The suggestion of pushing the asking price of your Newcastle home for 10%, 15% even 20% could be seen by many as a temptation too good to miss. Yet once you are on the market, the agent is trained to slowly get you to reduce your asking price over a lengthy sole agency agreement.
The problem is that the home of your dreams might have sold by the time you reduced your price in 3 months. Also, Which reports in 2017 and 2019 proved you ended up getting less for your home when it did eventually sell (which means you lose money) and finally, the agents know homeowners perceive it’s a hassle to swap agents (which it isn’t).
But estate agents only get paid when they sell the house; why do they overvalue?
Would it surprise you that some Estate Agency chains pay their staff a commission when they put the property on to the market, not when it sells? So, their team overinflate their suggested asking prices to get that commission.
Over the last 18 months, with the rising property market, there has undoubtedly been a valid reason for pushing the envelope on the asking price.

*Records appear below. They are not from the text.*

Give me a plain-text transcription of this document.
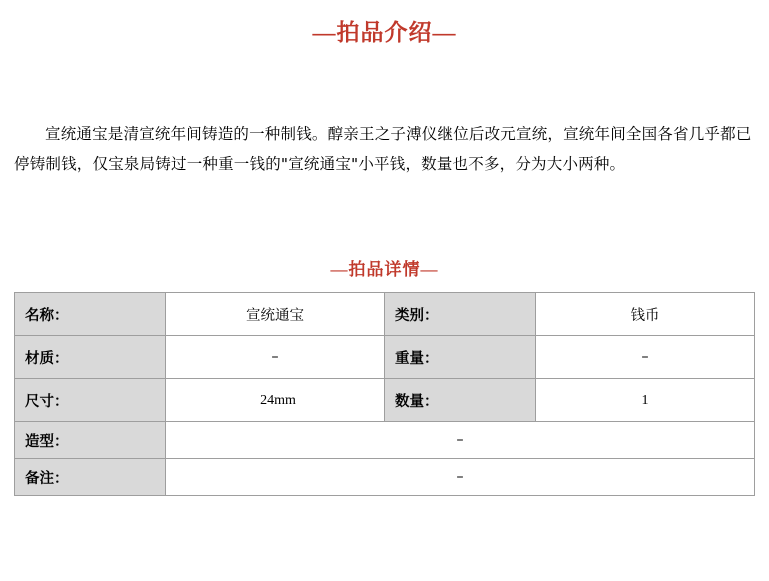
—拍品介绍—

宣统通宝是清宣统年间铸造的一种制钱。醇亲王之子溥仪继位后改元宣统，宣统年间全国各省几乎都已停铸制钱，仅宝泉局铸过一种重一钱的"宣统通宝"小平钱，数量也不多，分为大小两种。

—拍品详情—
名称：	宣统通宝	类别：	钱币
材质：	–	重量：	–
尺寸：	24mm	数量：	1
造型：	–		
备注：	–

Yet, if every house like yours is on the market or sold subject to contract at £300,000 to £320,000, yours isn’t going to achieve £355,000, let alone £375,000 – even in this market.
With 62% of Newcastle homes still for sale after a month, the market is starting to level out and if you are keen to sell, then let me give you some advice.

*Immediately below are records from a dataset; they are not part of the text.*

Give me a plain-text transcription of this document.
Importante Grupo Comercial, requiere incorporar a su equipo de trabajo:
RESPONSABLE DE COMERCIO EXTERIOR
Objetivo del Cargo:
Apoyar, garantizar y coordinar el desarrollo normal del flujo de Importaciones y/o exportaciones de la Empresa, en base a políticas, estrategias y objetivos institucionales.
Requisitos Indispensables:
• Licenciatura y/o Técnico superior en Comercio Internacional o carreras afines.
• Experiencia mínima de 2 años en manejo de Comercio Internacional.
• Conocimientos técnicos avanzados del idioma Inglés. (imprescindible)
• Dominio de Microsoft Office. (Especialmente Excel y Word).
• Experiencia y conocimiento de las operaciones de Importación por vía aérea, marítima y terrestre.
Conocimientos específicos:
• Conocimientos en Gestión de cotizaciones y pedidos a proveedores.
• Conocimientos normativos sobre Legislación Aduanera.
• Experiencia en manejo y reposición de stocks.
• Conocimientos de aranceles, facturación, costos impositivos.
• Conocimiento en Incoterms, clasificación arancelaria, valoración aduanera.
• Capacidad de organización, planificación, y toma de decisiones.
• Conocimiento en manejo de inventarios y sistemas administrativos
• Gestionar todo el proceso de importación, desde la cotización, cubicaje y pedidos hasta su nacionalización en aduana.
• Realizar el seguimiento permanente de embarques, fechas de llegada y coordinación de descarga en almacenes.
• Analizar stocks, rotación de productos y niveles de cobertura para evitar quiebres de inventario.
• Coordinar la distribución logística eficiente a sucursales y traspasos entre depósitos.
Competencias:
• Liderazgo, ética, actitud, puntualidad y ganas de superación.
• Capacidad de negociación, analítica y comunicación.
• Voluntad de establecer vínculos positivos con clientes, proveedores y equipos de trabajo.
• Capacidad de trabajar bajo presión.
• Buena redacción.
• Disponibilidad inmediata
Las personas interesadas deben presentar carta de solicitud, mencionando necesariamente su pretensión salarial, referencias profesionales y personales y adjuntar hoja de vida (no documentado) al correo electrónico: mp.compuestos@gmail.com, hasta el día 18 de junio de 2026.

Research has shown that if the asking price is initially set too high, it will be ignored by people surfing Rightmove and Zoopla.
(Come on, be honest – you have done that yourself haven’t you?)
When the property is eventually reduced because it has the stigma of being on the property market too long (begging the question of potential buyers that there may be a problem with the property itself hence no interest?), often when it does eventually sell, it will sell for less than what it would have done if it were priced correctly from day one (as per the two reports from Which in 2017 and 2019).
Of course, on the other hand, setting the asking price below its market value means potentially leaving money on the table needlessly – hence the need for a good agent.
Putting your Newcastle home or buy-to-let investment up for sale at the right price from the beginning is the key to selling within the best time frame and for the best price to a serious and motivated buyer.
Ask a handful of estate agents to value your home, ask them to back up any valuation of your Newcastle home with cold hard comparables of similar properties to yours.
Find your comparables by searching ALL the property portals (i.e. Rightmove, Zoopla, Boomin, OnTheMarket).
If you only take away one thing from this article, when you search the portals for comparables, make sure you include under offer/sold STC properties, as that will triple the comparable evidence.
Thus, by doing your homework and then working with a dependable, trustworthy and experienced Newcastle estate agent, who will help to ensure that your Newcastle property is put on the market to get you, the homeowner, the best price from day one without over cooking it (so you don’t lose out), you will be just fine.
These are my thoughts, let me know if you have any yourself.